You built your list using Origami’s free plan (1,000 credits, no credit card). The LinkedIn sequencer is included on all paid plans, starting at $29/month. You only pay for the credits you consume to enrich leads; the sending itself is free. So the marginal cost to run a campaign on 100 Australian manufacturing leads is essentially the cost of 100 enrichments—a few dollars.

What Response Rates to Expect

Don’t expect magic, but do expect better numbers than generic blasting because your list is clean and your messaging is relevant.

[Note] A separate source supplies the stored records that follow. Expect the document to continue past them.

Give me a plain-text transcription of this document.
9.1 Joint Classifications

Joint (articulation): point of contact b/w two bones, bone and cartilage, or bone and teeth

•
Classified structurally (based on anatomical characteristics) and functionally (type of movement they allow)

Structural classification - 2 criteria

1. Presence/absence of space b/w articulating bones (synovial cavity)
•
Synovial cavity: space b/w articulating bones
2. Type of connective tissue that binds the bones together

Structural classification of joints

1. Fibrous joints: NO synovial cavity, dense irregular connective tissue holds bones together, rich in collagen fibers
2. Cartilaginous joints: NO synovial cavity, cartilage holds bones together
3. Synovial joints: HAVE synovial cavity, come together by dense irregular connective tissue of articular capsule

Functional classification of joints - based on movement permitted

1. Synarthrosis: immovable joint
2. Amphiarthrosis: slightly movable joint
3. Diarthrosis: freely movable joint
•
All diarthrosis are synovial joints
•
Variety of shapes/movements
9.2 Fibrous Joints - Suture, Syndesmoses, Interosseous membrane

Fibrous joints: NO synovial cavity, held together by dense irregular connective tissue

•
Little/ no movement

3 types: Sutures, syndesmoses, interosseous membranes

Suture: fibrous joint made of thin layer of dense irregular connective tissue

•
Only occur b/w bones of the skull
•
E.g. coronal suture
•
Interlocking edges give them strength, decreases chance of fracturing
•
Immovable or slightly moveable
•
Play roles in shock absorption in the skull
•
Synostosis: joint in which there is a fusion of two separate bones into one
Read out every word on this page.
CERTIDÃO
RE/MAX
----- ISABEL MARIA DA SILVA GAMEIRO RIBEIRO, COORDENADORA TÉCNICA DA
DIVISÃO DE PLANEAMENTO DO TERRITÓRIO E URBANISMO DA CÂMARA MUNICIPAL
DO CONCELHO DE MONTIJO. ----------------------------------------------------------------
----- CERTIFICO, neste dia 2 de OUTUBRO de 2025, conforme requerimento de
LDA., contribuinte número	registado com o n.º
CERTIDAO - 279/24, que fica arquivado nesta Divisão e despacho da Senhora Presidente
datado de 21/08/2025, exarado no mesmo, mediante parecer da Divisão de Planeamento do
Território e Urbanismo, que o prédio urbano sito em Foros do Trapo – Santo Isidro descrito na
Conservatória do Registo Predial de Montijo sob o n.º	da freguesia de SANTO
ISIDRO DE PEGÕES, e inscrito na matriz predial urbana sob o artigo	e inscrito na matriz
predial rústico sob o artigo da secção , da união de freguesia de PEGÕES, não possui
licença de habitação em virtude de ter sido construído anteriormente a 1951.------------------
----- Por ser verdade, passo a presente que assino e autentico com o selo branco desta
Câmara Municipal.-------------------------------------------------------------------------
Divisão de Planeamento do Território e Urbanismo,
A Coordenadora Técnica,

With a well‑refined list and the templates above, I typically see:

  • Connection acceptance: 25–35% (higher if your profile looks credible and your note isn’t pitchy)
  • Reply rate: 5–10% of people who connect (a mix of “tell me more”, “not right now”, and the occasional “stop emailing me”)
  • Meetings booked: 1–3% of original prospects

Australian manufacturing decision‑makers are pragmatic. They don’t need a 12‑touch sequence; they need a clear problem statement and a fast way to verify you’re not wasting their time. That’s why the 3‑touch structure works.

When to Tweak Messaging vs. When to Tweak the List

If a campaign underperforms after 2–3 weeks, don’t scrap everything. Follow this troubleshooting order:

  1. Tweak the messaging first. Shorten the Day 1 note, sharpen the pain point, try a different proof point. Sometimes changing the subject line of the follow‑up from “production floor” to “downtime cost” lifts replies by 20%.
  2. Check your delays. If you’re sending Day 3 and Day 7 back‑to‑back over a weekend, they’ll get lost. Space them out on weekdays.
  3. Refine the list only if messaging fails. Narrow by sub‑sector or exclude roles that never reply. Origami makes re‑filtering easy—just duplicate the list, apply new filters, and re‑launch.